Despite its limitations, Freaks can be seen in the context of its time as an important film: "In the decade following World War I, when surrealist artists were distorting and rearranging the human form on canvas as a response to a shattering cataclysm, Browning, working far more instinctively than his contemporary artist-intellectuals, did something similar, on-screen, for the masses."

Indeed, for Skal and Savada, Browning's films exhibit a metaphysics of despair: "We are animals, con men, thieves, and vampires, Browning tells us in film after film, driven by overpoweringly primitive emotions-beyond any real freedom, much less dignity. Pain and alienation teach no lessons: they only madden."

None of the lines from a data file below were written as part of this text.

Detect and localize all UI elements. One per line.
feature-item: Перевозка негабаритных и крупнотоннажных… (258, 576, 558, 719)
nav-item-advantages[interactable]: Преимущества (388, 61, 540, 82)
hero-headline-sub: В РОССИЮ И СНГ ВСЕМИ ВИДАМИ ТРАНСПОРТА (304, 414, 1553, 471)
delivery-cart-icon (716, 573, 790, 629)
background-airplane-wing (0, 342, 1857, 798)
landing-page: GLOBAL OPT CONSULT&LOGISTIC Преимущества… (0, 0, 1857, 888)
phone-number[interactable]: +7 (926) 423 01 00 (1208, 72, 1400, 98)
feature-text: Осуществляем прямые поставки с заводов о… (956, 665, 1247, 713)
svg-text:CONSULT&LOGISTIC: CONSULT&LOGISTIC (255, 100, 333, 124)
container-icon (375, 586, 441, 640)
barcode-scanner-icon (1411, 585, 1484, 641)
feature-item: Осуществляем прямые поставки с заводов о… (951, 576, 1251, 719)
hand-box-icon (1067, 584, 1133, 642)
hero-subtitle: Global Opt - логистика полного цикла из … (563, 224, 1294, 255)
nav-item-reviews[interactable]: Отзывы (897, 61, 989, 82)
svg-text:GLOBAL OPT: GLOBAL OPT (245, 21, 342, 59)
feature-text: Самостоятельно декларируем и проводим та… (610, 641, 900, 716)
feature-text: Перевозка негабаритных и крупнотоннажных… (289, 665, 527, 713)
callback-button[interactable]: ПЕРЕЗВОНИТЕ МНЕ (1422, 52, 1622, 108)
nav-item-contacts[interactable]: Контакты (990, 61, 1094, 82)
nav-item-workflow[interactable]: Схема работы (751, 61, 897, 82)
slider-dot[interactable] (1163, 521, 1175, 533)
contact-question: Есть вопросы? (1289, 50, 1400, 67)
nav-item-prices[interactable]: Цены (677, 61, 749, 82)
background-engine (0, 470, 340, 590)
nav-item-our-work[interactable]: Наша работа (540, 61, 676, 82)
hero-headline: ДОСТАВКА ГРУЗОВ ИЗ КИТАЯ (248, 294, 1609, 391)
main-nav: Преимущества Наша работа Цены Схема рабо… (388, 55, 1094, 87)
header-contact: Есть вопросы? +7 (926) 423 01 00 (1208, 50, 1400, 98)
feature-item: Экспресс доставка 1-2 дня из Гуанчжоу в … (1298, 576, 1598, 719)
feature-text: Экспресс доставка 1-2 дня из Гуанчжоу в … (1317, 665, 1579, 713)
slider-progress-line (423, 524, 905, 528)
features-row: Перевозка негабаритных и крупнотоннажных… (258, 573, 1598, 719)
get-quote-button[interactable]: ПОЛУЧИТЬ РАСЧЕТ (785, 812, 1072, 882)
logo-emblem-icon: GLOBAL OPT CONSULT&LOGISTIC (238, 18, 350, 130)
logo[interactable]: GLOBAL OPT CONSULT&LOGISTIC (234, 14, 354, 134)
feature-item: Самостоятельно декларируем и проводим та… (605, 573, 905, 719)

Browning was diagnosed with cancer of the larynx in 1962, and underwent an operation. "Mute and mutilated, he had arrived at, or regressed to, the silent-move state of speechless disfigurement that had been his obsession and his avatar."

The book suggests that Browning continued to influence other artists, notably, Diane Arbus, who, in 1958 photographed Browning, training "her lens on the flickering reciprocal gaze of Bela Lugosi in Dracula when it was first televised."

While Browning's films might be "considered red flags for a snap diagnosis of traumatic childhood abuse," Skal and Savada wisely refrain from derailing their narrative into the thickets of psychobabble. They have provided an extensive, ninety-page filmography. Compiled from slender biographical and film evidence, Dark Carnival succeeds in resurrecting the reputation of one of Hollywood's long-buried eccentrics.